Frank Lavey, senior vice president of global operations at Hyatt, said his company is also exploring what to do with lobbies.
“Undoubtedly, the lobby atmosphere will change,” he said in an email. Tech solutions such as online check-in and chat through an app are enabling guests to avoid too much face-to-face interaction.
“However, we want to make social distancing not feel that way — you will see lobbies, bars, restaurants and communal areas take on a new look and feel in an effort to find the right balance between connection and space,” Lavey said.
Hospitality consultant Anthony Melchiorri, host of the Travel Channel show Hotel Impossible, said hotels should be hiring designers to make smart temporary fixes that don’t make hotels resemble hospitals. Still, he said, constant cleaning should become part of the lobby scene.
"The visual cues for cleaning are so important," he said. "Whereas we used to clean at night and we used to clean when you weren't watching, we're going to clean in front of you."
Melchiorri said he doesn’t believe that the pandemic spells the end of the social lobby.
"Everything I've designed and worked on and managed, it's absolutely about the lobby is the heart of the hotel," he said. "I don't think that's changing."
Barbara Parker, principal at hospitality-focused Parker-Torres Design, said her firm has offered clients with recently completed projects free "social distancing furniture plans" to help them adapt in the near term.
"We wanted to make sure that when a guest walks into the hotel, if furniture has been removed to create more social distancing, we want it to look intentional and well-designed," she said. Ideas include simply removing clusters of furniture or using work created by local art students or mannequins decked out in goods from area boutiques to designate the spaces people need to avoid.
At the properties operated by HEI Hotels, the initial response to the virus gave the hotels a dorm-like feel, Moniz said.
“The front desk agent is safely behind plexiglass,” she said. “It’s not a great environment, so the best you can do is keep things really clean and safe, and that becomes much more important than a fashion show or live entertainment.”
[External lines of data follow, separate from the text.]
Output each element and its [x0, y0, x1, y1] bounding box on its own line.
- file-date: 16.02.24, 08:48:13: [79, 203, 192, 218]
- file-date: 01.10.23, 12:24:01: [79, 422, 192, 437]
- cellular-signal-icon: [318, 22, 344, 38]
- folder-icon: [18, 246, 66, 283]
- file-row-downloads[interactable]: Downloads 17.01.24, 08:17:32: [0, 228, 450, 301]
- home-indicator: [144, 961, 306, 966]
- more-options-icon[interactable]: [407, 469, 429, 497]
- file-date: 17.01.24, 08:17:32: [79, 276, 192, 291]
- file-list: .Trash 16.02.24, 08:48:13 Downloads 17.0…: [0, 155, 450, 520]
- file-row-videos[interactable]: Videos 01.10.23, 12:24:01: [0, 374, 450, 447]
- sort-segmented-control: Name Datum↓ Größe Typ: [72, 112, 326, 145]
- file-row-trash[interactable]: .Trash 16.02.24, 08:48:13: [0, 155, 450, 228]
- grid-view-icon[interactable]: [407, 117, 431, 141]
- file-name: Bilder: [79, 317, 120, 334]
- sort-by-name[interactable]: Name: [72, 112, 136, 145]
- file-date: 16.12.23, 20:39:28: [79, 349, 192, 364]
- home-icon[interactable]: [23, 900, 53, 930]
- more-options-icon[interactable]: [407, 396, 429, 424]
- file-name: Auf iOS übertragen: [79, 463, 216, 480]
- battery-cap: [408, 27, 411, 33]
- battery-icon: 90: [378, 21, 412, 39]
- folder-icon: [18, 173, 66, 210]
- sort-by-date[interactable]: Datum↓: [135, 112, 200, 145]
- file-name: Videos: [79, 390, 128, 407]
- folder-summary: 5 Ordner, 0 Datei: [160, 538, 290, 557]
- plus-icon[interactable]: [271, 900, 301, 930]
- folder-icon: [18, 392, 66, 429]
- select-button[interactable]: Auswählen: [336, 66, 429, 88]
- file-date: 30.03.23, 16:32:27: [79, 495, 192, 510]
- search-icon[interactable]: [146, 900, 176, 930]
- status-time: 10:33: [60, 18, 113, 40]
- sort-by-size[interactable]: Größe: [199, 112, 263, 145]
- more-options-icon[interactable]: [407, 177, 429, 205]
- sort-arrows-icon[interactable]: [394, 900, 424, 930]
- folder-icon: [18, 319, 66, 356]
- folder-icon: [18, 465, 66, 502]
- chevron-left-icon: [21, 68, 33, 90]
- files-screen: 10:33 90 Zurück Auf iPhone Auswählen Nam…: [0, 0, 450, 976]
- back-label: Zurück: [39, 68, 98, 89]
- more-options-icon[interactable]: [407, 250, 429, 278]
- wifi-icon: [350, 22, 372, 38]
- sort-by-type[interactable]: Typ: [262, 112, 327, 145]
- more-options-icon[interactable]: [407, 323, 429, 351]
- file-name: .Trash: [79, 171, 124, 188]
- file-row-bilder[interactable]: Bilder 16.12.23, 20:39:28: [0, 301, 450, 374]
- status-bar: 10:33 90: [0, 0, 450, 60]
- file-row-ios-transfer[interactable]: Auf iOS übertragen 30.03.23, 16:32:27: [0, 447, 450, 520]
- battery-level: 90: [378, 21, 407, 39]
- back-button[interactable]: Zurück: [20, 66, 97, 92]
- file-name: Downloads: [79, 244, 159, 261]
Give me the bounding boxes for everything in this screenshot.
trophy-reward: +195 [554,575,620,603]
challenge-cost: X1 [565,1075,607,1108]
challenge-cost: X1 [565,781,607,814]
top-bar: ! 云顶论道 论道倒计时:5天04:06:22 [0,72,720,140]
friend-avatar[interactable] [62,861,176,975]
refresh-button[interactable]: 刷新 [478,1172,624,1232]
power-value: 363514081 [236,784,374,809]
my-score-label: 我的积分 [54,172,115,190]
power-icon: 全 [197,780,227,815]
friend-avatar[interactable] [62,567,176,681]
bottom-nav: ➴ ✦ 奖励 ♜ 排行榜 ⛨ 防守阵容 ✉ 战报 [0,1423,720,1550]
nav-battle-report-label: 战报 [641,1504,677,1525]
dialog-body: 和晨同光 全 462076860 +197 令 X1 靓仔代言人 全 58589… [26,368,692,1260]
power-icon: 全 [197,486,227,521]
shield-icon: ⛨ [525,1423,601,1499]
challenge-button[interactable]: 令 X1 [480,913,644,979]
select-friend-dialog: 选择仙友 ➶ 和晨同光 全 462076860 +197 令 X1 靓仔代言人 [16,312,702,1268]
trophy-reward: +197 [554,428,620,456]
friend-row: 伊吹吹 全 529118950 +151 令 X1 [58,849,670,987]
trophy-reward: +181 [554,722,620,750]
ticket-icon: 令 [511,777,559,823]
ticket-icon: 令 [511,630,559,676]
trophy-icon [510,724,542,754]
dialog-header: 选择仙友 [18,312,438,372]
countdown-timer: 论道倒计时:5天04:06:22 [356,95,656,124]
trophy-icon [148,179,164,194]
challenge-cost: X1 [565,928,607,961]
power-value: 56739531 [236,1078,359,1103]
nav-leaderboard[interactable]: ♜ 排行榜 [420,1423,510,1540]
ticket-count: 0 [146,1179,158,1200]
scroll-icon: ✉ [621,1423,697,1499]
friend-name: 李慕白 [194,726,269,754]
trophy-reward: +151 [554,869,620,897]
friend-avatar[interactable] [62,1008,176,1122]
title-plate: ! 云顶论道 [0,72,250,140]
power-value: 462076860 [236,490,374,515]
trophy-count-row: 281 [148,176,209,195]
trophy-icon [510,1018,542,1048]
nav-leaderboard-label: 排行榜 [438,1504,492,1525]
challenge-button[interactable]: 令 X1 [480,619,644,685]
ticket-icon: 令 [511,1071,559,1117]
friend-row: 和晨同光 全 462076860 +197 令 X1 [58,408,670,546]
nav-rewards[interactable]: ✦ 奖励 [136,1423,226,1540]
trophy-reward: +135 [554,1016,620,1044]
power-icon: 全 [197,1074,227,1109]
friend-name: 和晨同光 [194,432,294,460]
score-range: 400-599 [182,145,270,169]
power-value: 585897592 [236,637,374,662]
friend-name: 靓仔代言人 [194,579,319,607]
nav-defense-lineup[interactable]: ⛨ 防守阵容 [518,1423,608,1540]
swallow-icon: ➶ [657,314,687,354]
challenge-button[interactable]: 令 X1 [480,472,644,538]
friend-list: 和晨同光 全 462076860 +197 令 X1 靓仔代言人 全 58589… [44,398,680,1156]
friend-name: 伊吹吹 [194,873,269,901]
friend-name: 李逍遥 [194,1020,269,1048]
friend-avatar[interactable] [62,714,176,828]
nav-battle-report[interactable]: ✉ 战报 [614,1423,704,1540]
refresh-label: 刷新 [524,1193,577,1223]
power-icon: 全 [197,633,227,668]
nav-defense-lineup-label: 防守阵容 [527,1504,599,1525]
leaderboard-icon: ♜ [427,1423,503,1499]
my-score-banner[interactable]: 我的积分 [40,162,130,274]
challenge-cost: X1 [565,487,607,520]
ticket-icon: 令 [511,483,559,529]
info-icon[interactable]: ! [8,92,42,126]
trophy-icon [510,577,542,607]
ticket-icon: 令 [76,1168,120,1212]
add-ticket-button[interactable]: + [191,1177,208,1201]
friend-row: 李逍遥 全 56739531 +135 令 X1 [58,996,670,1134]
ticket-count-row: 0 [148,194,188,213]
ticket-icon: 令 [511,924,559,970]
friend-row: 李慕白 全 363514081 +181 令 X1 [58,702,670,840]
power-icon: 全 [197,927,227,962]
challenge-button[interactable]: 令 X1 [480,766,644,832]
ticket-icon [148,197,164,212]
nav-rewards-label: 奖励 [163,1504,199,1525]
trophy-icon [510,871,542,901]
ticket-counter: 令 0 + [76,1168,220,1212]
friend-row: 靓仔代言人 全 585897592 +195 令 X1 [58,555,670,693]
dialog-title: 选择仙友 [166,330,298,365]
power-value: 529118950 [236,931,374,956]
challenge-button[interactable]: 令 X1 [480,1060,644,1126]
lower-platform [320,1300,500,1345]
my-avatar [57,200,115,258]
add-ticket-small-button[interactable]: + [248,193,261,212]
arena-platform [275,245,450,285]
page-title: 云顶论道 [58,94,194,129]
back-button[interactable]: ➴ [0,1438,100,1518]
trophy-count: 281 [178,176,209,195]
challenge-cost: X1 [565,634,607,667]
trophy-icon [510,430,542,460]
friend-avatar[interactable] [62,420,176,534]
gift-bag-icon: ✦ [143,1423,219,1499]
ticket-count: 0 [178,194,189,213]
But as more states are reopening, so are the company’s lobby bars and restaurants — in accordance with whatever capacity and distancing regulations are in place.
“You have to really kind of set it up to let people know in advance: Here are the rules, you have to practice social distancing, you need a reservation,” Moniz said. At the Hotel at Avalon in Georgia, the restaurant — a local draw — reopened, but the attached lobby bar had to be limited to just hotel guests so they would have their own space.
“We’re going to have to find that balance, and … depending on the size of the space, locals might be the last ones to get a seat at the bar,” she said.